80,000 mile warranty tires - Higher Treadwear numbers vs. Handling

Discussion in 'Suspension, Steering, Brake & Wheel Topics' started by SMH 383SBC, Mar 12, 2005.

  1. SMH 383SBC

    SMH 383SBC Veteran Member

    Mar 9, 1999
    Southeastern, OHIO
    I am buying tires for my Camry and seen at the local tire shop 70,000-80,000 mile warranty tires.

    I assume the higher the treadwear number on the sidewall of a tire the harder the tire. The tires will last alot longer but compromise great traction.

    how good/bad will the ride and road noise be?

    could they compromise handling too much.

    any info would be great!

    Bolt ON
    is there such a thing?
  2. Gary S

    Gary S Administrator Lifetime Gold Member

    Apr 14, 1999
    Bismarck, North Dakota
    You are correct. The higher the treadwear number, the poorer you can expect the traction of the tire to be. If you live in California or Florida and never have to drive on snow or ice, the high treadwear tires could be right for you. If you ever have to deal with icy conditions on a tire like this, you will wish you never bought them. Michelin seems to make a lot of tires with high treadwear numbers, and in my part of the country, you can't even get enough traction to get the car moving when it snows with them.
    I buy tires with a 40-45K rating and also they have to have a M+S rating for mud and snow. They wear out faster, but at least they are safe to drive on.
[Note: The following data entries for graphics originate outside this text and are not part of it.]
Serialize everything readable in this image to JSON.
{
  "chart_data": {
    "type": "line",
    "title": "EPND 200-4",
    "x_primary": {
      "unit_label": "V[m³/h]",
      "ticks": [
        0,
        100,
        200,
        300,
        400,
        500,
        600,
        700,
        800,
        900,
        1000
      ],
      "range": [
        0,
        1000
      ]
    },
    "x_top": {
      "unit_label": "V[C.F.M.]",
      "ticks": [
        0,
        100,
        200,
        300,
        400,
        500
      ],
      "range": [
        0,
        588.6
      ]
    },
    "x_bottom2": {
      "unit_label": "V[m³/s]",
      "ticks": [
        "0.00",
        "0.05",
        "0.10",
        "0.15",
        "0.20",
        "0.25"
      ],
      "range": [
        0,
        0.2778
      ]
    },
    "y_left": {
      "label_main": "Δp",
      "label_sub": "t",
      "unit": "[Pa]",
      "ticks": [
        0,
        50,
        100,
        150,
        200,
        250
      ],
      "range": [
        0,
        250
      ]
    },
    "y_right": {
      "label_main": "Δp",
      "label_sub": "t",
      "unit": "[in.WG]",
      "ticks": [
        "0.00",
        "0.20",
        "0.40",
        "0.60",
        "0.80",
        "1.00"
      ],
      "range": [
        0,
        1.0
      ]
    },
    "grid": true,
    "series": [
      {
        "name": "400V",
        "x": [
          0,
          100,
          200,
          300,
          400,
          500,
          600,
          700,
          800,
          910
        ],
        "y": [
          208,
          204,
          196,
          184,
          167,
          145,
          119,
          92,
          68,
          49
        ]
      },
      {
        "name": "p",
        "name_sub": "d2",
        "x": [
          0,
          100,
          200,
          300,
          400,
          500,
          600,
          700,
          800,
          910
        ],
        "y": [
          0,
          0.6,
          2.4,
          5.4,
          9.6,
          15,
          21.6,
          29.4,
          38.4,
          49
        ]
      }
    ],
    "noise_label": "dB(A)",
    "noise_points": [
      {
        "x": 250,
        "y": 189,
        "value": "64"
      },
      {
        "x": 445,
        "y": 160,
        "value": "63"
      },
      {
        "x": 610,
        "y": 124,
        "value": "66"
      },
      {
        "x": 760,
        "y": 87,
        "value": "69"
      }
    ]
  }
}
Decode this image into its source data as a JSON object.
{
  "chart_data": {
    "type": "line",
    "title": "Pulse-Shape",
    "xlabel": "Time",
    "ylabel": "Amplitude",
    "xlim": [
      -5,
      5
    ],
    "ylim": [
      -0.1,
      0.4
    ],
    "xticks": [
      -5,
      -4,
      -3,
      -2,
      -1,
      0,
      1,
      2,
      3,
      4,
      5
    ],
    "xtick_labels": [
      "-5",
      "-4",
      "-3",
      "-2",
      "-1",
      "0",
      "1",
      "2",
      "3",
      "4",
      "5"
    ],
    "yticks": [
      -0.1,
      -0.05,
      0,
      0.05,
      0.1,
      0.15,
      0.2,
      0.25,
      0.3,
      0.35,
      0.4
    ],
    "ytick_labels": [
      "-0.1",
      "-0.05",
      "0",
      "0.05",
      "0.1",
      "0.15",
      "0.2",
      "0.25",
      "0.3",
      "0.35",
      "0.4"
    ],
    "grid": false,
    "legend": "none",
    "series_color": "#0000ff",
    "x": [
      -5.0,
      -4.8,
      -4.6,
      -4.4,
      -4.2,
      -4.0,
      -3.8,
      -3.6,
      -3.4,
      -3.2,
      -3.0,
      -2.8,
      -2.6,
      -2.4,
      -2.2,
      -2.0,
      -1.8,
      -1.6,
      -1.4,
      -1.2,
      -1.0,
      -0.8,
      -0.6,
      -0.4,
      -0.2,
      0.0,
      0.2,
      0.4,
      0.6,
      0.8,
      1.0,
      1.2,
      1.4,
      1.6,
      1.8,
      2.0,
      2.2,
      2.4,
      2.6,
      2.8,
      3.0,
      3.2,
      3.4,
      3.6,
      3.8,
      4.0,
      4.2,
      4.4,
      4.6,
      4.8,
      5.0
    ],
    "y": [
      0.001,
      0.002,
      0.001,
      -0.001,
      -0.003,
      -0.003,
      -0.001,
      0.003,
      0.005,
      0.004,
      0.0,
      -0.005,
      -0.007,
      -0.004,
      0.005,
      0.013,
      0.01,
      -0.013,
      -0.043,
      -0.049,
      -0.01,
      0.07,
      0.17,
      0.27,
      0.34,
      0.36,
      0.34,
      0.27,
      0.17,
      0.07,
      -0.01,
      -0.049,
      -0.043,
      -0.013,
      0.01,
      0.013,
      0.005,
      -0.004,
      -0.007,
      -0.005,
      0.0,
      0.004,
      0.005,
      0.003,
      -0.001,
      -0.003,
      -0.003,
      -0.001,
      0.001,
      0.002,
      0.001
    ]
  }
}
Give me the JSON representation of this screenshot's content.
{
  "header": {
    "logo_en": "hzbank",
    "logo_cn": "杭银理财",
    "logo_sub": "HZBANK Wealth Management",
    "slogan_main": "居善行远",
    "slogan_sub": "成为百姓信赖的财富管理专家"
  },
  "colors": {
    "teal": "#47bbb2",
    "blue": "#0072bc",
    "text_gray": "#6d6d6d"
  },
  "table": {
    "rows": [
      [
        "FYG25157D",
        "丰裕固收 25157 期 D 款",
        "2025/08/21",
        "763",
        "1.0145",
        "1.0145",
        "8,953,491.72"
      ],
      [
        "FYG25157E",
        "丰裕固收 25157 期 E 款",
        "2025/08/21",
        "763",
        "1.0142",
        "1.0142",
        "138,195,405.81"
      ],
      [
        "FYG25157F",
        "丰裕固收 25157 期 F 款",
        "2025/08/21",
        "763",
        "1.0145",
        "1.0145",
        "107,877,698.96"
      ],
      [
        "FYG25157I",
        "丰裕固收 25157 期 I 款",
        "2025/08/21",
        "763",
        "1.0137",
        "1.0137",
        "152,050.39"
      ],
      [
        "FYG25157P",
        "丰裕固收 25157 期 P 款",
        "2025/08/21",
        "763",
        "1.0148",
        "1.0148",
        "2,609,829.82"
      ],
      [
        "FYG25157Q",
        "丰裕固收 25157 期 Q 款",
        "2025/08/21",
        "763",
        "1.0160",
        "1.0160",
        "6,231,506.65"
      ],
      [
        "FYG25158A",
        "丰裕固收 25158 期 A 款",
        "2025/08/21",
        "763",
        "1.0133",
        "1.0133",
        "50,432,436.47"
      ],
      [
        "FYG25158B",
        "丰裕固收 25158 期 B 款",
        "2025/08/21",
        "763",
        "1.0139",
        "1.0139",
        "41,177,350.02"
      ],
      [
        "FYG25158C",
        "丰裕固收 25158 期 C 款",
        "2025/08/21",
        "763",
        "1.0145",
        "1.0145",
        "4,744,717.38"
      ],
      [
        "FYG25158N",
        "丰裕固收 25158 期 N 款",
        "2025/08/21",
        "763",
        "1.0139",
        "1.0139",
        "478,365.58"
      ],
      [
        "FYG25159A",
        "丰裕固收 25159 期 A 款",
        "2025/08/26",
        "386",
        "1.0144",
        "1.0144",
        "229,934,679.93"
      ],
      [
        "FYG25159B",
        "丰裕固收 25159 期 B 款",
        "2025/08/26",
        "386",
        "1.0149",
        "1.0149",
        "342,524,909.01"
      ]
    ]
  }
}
    The good part of a hard tire is that even a 305 with 2.56 gears can spin them effortlessly even if it couldn't chirp a soft tire. They even make a front wheel drive car look like it has power.
  3. Lowend

    Lowend Administrator. .a car, a man, a maraca. Staff Member Lifetime Gold Member

    Mar 25, 1999
    San Jose, CA, USA
    Let put it this way... I used to get 10-12K miles out of a set of Yokohama AVS intermediates (probably the best overall handling street tire on the market) before I corded them.
    I WISH I would get 5K out of a set of Kumho Victoracers (DOT auto-X tires)
    A tire with an 80K warranty (which is around 8 years of average life!) is going to be about as hard as the freeway it rolls on. In other words forget any handling ability at all.
    In general I would say that the max tread wear you can expect from a tire and still have good handling is 300.

    The single most important thing for how a car handles is the tires, make no mistake.

    What size are you looking at, I'll make a reccomendation

    1971 Camaro
    383 stroker ~500HP
    M21 4spd
    12" brakes
    16x10" Wheels
    Autocross competitive
    Engine Designer - The Speed Merchant, San Jose, CA
  4. Joekool

    Joekool Veteran Member

    Feb 4, 2002
    Hollister CA USA
    Read this http://www.tirerack.com/tires/tiretech/general/utqg.jsp
    Typically a high mileage tire will have a harder tread compound but that not always the case. The way too tell tires apart is to read the info imbedded in every tire sidewall. There are tires with a 700+ tread life rating and an A or AA traction rating. The way they pull this off is in the tread design and inner carcass design. Some of todays tires are ten times more advanced then top of the line tires from even 5 years ago. We have Goodyear tires at my work that have a 740 tread life and A traction rating, they do not feel like your typical 80,000 mile Cooper tire that has hard nubs for tread and the tire wieght is alot less than one with a hard compound.
  5. SMH 383SBC

    SMH 383SBC Veteran Member

    Mar 9, 1999
    Southeastern, OHIO
    Thanx for all the quick replies!

    Lowend, tire size is 205/65-15.
    Thanks for a reccomentdation on tires.